When Mom came home she didn’t seem any different, just said “Hi, Baby”, but nothing about the cops or Linny’s Mom.  Dave left for the bar after we ate goulash and watched the news.  Sometimes he came in my room kinda sniffling after he got back and woke me up to say he was sorry.  He said if I learned to behave he wouldn’t have to whip me, if I would just be good he wouldn’t have to be so hard on me.  I always told him I would be better, and tried to figure out how until I fell back asleep.
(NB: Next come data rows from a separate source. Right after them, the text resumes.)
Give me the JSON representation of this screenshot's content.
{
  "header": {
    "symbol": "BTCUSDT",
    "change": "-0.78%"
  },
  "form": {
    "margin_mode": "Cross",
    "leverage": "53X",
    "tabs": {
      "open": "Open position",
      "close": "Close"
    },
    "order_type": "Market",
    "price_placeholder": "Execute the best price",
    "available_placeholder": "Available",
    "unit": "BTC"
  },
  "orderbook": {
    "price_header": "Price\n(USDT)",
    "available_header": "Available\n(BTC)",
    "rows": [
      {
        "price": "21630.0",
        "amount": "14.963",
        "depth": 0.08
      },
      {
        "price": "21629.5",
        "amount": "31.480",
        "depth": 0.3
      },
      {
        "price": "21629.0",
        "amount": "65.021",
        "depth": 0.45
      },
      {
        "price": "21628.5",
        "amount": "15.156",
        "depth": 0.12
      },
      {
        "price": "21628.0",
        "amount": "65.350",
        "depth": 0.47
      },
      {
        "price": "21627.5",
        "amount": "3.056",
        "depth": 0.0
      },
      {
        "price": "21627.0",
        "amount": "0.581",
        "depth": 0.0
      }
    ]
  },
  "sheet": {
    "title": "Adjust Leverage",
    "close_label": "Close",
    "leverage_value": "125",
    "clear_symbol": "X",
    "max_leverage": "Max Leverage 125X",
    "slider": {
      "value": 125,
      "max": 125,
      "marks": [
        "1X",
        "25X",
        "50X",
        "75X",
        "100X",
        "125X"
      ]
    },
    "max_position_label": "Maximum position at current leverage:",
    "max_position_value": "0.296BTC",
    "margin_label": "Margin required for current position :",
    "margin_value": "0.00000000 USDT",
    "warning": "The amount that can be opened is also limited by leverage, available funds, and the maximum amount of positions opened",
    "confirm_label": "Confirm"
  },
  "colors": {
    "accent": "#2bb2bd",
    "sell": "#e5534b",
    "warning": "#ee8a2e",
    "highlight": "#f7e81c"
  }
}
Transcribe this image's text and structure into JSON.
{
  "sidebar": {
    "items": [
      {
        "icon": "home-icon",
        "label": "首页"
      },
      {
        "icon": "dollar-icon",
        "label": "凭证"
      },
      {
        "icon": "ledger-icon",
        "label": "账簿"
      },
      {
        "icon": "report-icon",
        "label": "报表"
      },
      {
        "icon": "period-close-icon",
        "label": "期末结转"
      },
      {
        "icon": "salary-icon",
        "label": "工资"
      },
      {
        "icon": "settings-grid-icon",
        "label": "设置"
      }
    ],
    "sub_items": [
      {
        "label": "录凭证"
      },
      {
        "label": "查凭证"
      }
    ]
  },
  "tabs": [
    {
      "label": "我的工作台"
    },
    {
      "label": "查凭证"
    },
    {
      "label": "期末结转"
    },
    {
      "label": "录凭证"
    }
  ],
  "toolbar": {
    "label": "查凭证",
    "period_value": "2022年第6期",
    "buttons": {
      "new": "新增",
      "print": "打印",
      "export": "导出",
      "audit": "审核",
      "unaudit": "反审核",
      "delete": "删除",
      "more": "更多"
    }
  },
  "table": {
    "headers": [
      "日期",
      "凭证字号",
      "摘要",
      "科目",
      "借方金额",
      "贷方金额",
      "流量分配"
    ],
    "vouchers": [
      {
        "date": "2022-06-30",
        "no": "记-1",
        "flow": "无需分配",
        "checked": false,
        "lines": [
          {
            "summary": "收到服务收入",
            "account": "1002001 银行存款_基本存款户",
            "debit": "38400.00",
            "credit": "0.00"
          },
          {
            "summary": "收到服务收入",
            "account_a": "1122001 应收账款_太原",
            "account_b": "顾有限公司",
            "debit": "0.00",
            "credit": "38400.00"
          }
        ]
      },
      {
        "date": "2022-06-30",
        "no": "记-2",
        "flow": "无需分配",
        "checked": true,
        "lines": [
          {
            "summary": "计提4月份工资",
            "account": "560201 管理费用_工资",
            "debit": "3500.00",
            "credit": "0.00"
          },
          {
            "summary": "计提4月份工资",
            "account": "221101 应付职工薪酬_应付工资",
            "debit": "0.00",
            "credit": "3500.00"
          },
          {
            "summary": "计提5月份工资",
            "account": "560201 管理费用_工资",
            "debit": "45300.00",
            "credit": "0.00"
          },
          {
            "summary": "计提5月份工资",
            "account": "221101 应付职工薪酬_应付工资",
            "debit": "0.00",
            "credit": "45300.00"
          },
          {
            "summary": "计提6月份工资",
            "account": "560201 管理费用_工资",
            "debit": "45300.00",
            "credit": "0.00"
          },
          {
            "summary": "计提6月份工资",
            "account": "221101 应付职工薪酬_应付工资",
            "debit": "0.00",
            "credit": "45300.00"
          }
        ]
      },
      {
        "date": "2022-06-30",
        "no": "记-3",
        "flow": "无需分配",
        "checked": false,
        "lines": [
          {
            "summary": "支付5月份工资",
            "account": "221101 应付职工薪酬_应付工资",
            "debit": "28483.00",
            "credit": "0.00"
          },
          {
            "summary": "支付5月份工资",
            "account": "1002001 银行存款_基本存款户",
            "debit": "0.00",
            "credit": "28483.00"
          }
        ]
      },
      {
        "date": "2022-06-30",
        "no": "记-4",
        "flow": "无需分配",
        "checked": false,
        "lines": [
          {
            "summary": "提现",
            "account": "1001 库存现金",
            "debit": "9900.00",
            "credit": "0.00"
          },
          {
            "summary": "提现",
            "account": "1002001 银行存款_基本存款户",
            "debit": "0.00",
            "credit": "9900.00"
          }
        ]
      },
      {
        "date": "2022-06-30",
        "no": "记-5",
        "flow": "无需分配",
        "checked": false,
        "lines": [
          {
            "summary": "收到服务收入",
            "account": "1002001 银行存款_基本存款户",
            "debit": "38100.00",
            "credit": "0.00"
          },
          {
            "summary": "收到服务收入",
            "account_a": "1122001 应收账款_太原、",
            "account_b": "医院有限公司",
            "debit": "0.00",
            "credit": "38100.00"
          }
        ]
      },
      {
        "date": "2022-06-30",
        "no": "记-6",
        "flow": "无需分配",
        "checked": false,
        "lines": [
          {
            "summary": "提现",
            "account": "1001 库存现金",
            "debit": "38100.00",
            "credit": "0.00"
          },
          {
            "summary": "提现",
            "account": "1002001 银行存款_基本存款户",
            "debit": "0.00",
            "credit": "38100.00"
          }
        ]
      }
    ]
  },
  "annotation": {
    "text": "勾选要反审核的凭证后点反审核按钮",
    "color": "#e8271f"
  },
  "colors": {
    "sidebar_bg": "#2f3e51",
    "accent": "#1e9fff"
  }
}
Linny wasn’t at the bus stop the next morning, so I sat in our seat by myself and played who-lives-in-that-house.  I liked it more when Linny and I went back and forth and made up stories about people in the big white house with peeling paint and pink roses growing up one side or the triangle-shaped yellow house with a huge golden dog stretched out in the driveway.  Linny was silly and our stories much funnier than the ones I made up by myself.  She walked into class and sat down just as the bell rang, but Linny wouldn’t look at me.  I wanted to whisper to her, but Mr. Malcolm did not play around and he’d take away my recess if he heard.  All morning long I stared at the back of her head.  “Cammie Batch”, the teacher said, “please use “intention” in a sentence”.  He seemed irritated.  I looked down at my desk and tried to remember what intention meant, but all I could think of was going to Linny’s house for Oreos after school.  Mr. Malcolm put his hands finger to finger in a steeple like he did when someone else took a while to answer, like he could wait all day.  Normally I was good at this, but today my words disappeared.  Finally, the recess bell rang.  “Cammie, come to my desk”, Mr. Malcolm said as I watched Linny’s head disappear into the hall with everyone else’s.  After Mr. Malcolm reviewed the word intention (it was nothing but a hope, really) and told me to pay better attention that afternoon, I raced down the hall and out the doors.  There she was, right outside the building.  “Oh good, you waited”, I said.  “Cause I have something to tell you”, she said and shuffled her feet, her arms crossed tightly.  “I can’t be friends with you anymore.  My Daddy and Mommy said so.”  She looked relieved.